What it must look like, from up in the sky where the lorikeet flew. Hidden in a cloak of cloud and forest. The crown in the land. Sweeping, high above the town, trees, river. Majestically snow capped and quietly proud. The mountain watched over them all, the seam between the sea and sky. As he sat, watching the river flow downstream towards the town, he looked closer at the stones. The stones were spread out in waves around the river, mountain dust made smooth by the tide. Turning one in his hand, he realised that they were not all alike. There was something half-hidden in the stone. A secret he had found. Curled in the surface of the stone, as if it was in the middle of a long sleep, was a small sea shell. The arches of the shell rose out of the stone, waiting to be discovered.
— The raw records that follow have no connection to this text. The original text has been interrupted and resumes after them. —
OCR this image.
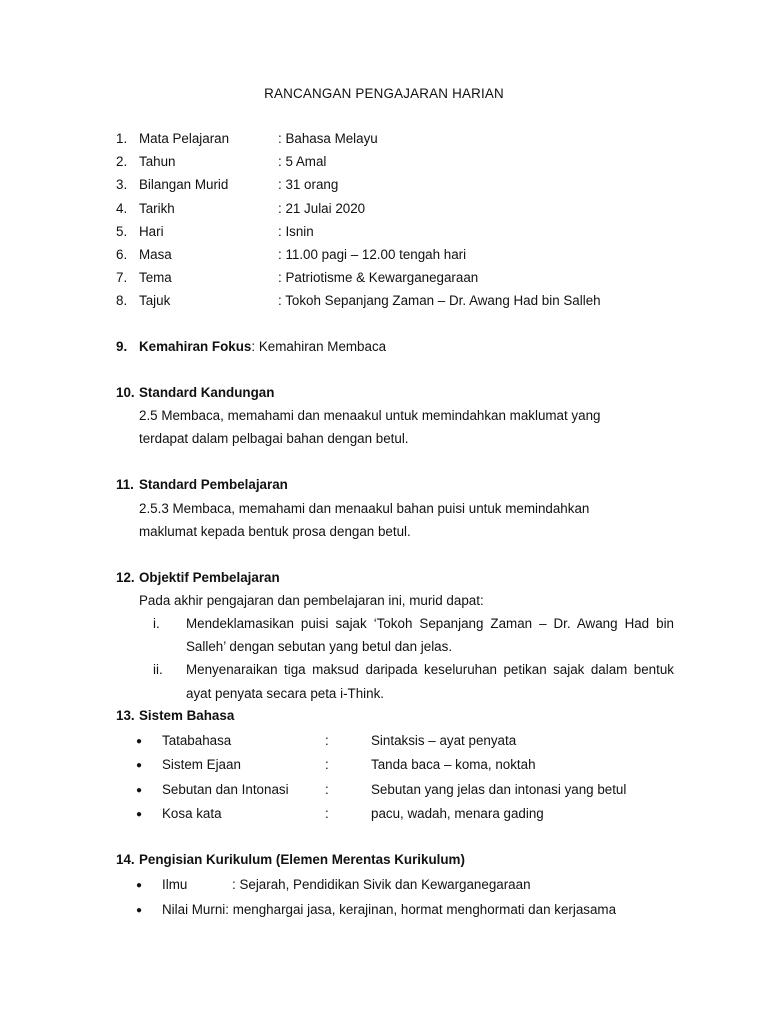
RANCANGAN PENGAJARAN HARIAN
1. Mata Pelajaran	: Bahasa Melayu
2. Tahun	: 5 Amal
3. Bilangan Murid	: 31 orang
4. Tarikh	: 21 Julai 2020
5. Hari	: Isnin
6. Masa	: 11.00 pagi – 12.00 tengah hari
7. Tema	: Patriotisme & Kewarganegaraan
8. Tajuk	: Tokoh Sepanjang Zaman – Dr. Awang Had bin Salleh
9. Kemahiran Fokus: Kemahiran Membaca
10. Standard Kandungan
2.5 Membaca, memahami dan menaakul untuk memindahkan maklumat yang
terdapat dalam pelbagai bahan dengan betul.
11. Standard Pembelajaran
2.5.3 Membaca, memahami dan menaakul bahan puisi untuk memindahkan
maklumat kepada bentuk prosa dengan betul.
12. Objektif Pembelajaran
Pada akhir pengajaran dan pembelajaran ini, murid dapat:
i.	Mendeklamasikan puisi sajak ‘Tokoh Sepanjang Zaman – Dr. Awang Had bin Salleh’ dengan sebutan yang betul dan jelas.
ii.	Menyenaraikan tiga maksud daripada keseluruhan petikan sajak dalam bentuk ayat penyata secara peta i-Think.
13. Sistem Bahasa
● Tatabahasa	:	Sintaksis – ayat penyata
● Sistem Ejaan	:	Tanda baca – koma, noktah
● Sebutan dan Intonasi	:	Sebutan yang jelas dan intonasi yang betul
● Kosa kata	:	pacu, wadah, menara gading
14. Pengisian Kurikulum (Elemen Merentas Kurikulum)
● Ilmu	: Sejarah, Pendidikan Sivik dan Kewarganegaraan
● Nilai Murni: menghargai jasa, kerajinan, hormat menghormati dan kerjasama
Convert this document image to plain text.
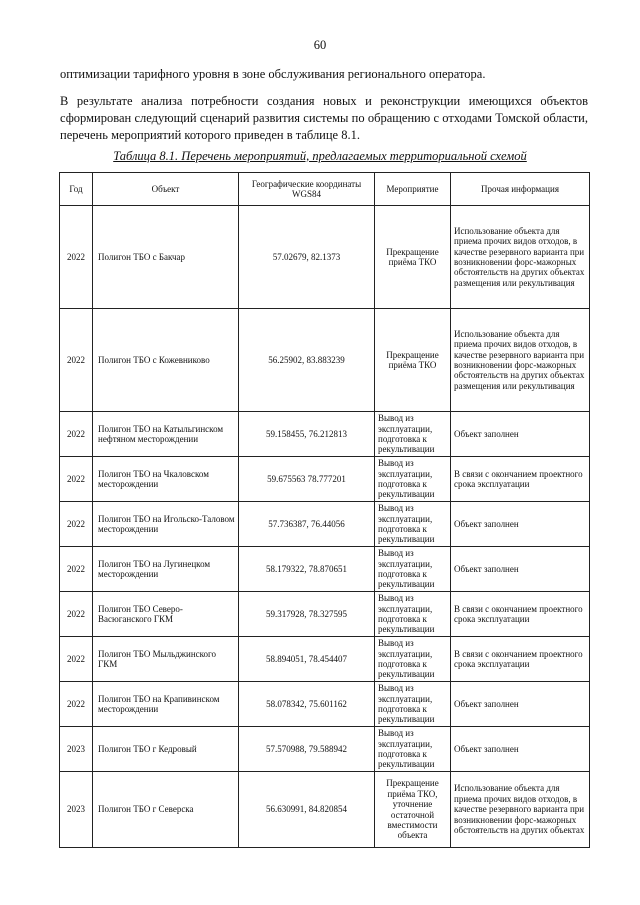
60

оптимизации тарифного уровня в зоне обслуживания регионального оператора.

В результате анализа потребности создания новых и реконструкции имеющихся объектов сформирован следующий сценарий развития системы по обращению с отходами Томской области, перечень мероприятий которого приведен в таблице 8.1.

Таблица 8.1. Перечень мероприятий, предлагаемых территориальной схемой
Год	Объект	Географические координаты WGS84	Мероприятие	Прочая информация
2022	Полигон ТБО с Бакчар	57.02679, 82.1373	Прекращение приёма ТКО	Использование объекта для приема прочих видов отходов, в качестве резервного варианта при возникновении форс-мажорных обстоятельств на других объектах размещения или рекультивация
2022	Полигон ТБО с Кожевниково	56.25902, 83.883239	Прекращение приёма ТКО	Использование объекта для приема прочих видов отходов, в качестве резервного варианта при возникновении форс-мажорных обстоятельств на других объектах размещения или рекультивация
2022	Полигон ТБО на Катыльгинском нефтяном месторождении	59.158455, 76.212813	Вывод из эксплуатации, подготовка к рекультивации	Объект заполнен
2022	Полигон ТБО на Чкаловском месторождении	59.675563 78.777201	Вывод из эксплуатации, подготовка к рекультивации	В связи с окончанием проектного срока эксплуатации
2022	Полигон ТБО на Игольско-Таловом месторождении	57.736387, 76.44056	Вывод из эксплуатации, подготовка к рекультивации	Объект заполнен
2022	Полигон ТБО на Лугинецком месторождении	58.179322, 78.870651	Вывод из эксплуатации, подготовка к рекультивации	Объект заполнен
2022	Полигон ТБО Северо-Васюганского ГКМ	59.317928, 78.327595	Вывод из эксплуатации, подготовка к рекультивации	В связи с окончанием проектного срока эксплуатации
2022	Полигон ТБО Мыльджинского ГКМ	58.894051, 78.454407	Вывод из эксплуатации, подготовка к рекультивации	В связи с окончанием проектного срока эксплуатации
2022	Полигон ТБО на Крапивинском месторождении	58.078342, 75.601162	Вывод из эксплуатации, подготовка к рекультивации	Объект заполнен
2023	Полигон ТБО г Кедровый	57.570988, 79.588942	Вывод из эксплуатации, подготовка к рекультивации	Объект заполнен
2023	Полигон ТБО г Северска	56.630991, 84.820854	Прекращение приёма ТКО, уточнение остаточной вместимости объекта	Использование объекта для приема прочих видов отходов, в качестве резервного варианта при возникновении форс-мажорных обстоятельств на других объектах
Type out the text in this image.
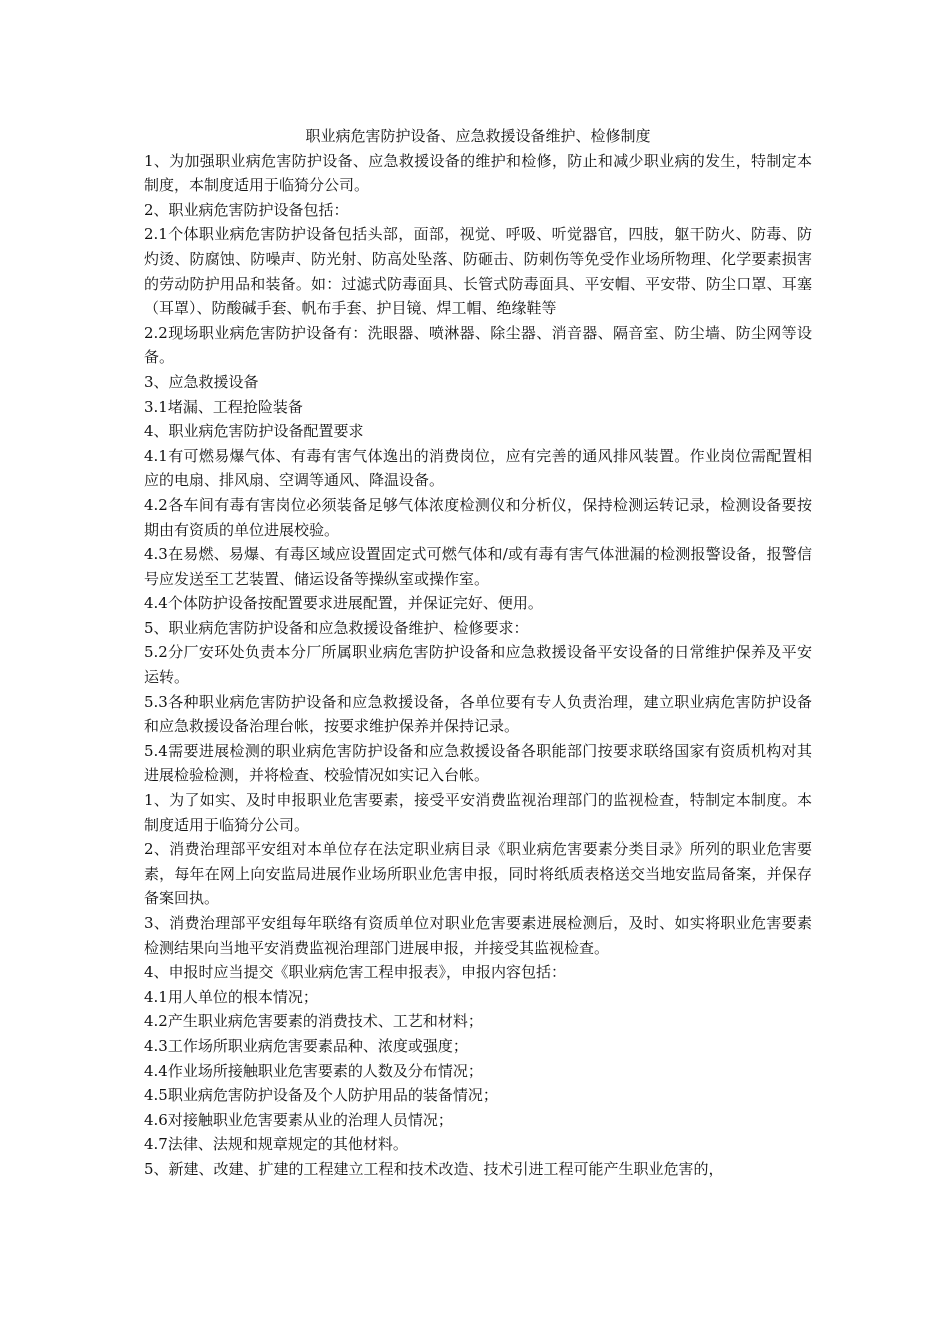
职业病危害防护设备、应急救援设备维护、检修制度

1、为加强职业病危害防护设备、应急救援设备的维护和检修，防止和减少职业病的发生，特制定本制度，本制度适用于临猗分公司。

2、职业病危害防护设备包括：

2.1个体职业病危害防护设备包括头部，面部，视觉、呼吸、听觉器官，四肢，躯干防火、防毒、防灼烫、防腐蚀、防噪声、防光射、防高处坠落、防砸击、防刺伤等免受作业场所物理、化学要素损害的劳动防护用品和装备。如：过滤式防毒面具、长管式防毒面具、平安帽、平安带、防尘口罩、耳塞（耳罩）、防酸碱手套、帆布手套、护目镜、焊工帽、绝缘鞋等

2.2现场职业病危害防护设备有：洗眼器、喷淋器、除尘器、消音器、隔音室、防尘墙、防尘网等设备。

3、应急救援设备

3.1堵漏、工程抢险装备

4、职业病危害防护设备配置要求

4.1有可燃易爆气体、有毒有害气体逸出的消费岗位，应有完善的通风排风装置。作业岗位需配置相应的电扇、排风扇、空调等通风、降温设备。

4.2各车间有毒有害岗位必须装备足够气体浓度检测仪和分析仪，保持检测运转记录，检测设备要按期由有资质的单位进展校验。

4.3在易燃、易爆、有毒区域应设置固定式可燃气体和/或有毒有害气体泄漏的检测报警设备，报警信号应发送至工艺装置、储运设备等操纵室或操作室。

4.4个体防护设备按配置要求进展配置，并保证完好、便用。

5、职业病危害防护设备和应急救援设备维护、检修要求：

5.2分厂安环处负责本分厂所属职业病危害防护设备和应急救援设备平安设备的日常维护保养及平安运转。

5.3各种职业病危害防护设备和应急救援设备，各单位要有专人负责治理，建立职业病危害防护设备和应急救援设备治理台帐，按要求维护保养并保持记录。

5.4需要进展检测的职业病危害防护设备和应急救援设备各职能部门按要求联络国家有资质机构对其进展检验检测，并将检查、校验情况如实记入台帐。

1、为了如实、及时申报职业危害要素，接受平安消费监视治理部门的监视检查，特制定本制度。本制度适用于临猗分公司。

2、消费治理部平安组对本单位存在法定职业病目录《职业病危害要素分类目录》所列的职业危害要素，每年在网上向安监局进展作业场所职业危害申报，同时将纸质表格送交当地安监局备案，并保存备案回执。

3、消费治理部平安组每年联络有资质单位对职业危害要素进展检测后，及时、如实将职业危害要素检测结果向当地平安消费监视治理部门进展申报，并接受其监视检查。

4、申报时应当提交《职业病危害工程申报表》，申报内容包括：

4.1用人单位的根本情况；

4.2产生职业病危害要素的消费技术、工艺和材料；

4.3工作场所职业病危害要素品种、浓度或强度；

4.4作业场所接触职业危害要素的人数及分布情况；

4.5职业病危害防护设备及个人防护用品的装备情况；

4.6对接触职业危害要素从业的治理人员情况；

4.7法律、法规和规章规定的其他材料。

5、新建、改建、扩建的工程建立工程和技术改造、技术引进工程可能产生职业危害的，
Ancient bones, nestled in the shadows of long-dead sea weed, all as it had been thousands of years ago. Buried in earth, then stone it had become part of the land.
Curling up above the river, the hill was too steep for running. Long grass, tangy with pollen knotted in his hands as he made his journey towards the tree. It had an aged look which gave it a sense of majesty, at the top of the world or so he liked to think. Where light caught in the gaps in the bark under its broad branches would be the place to keep a gift from the past. Hidden, for the wonderment of others on another day.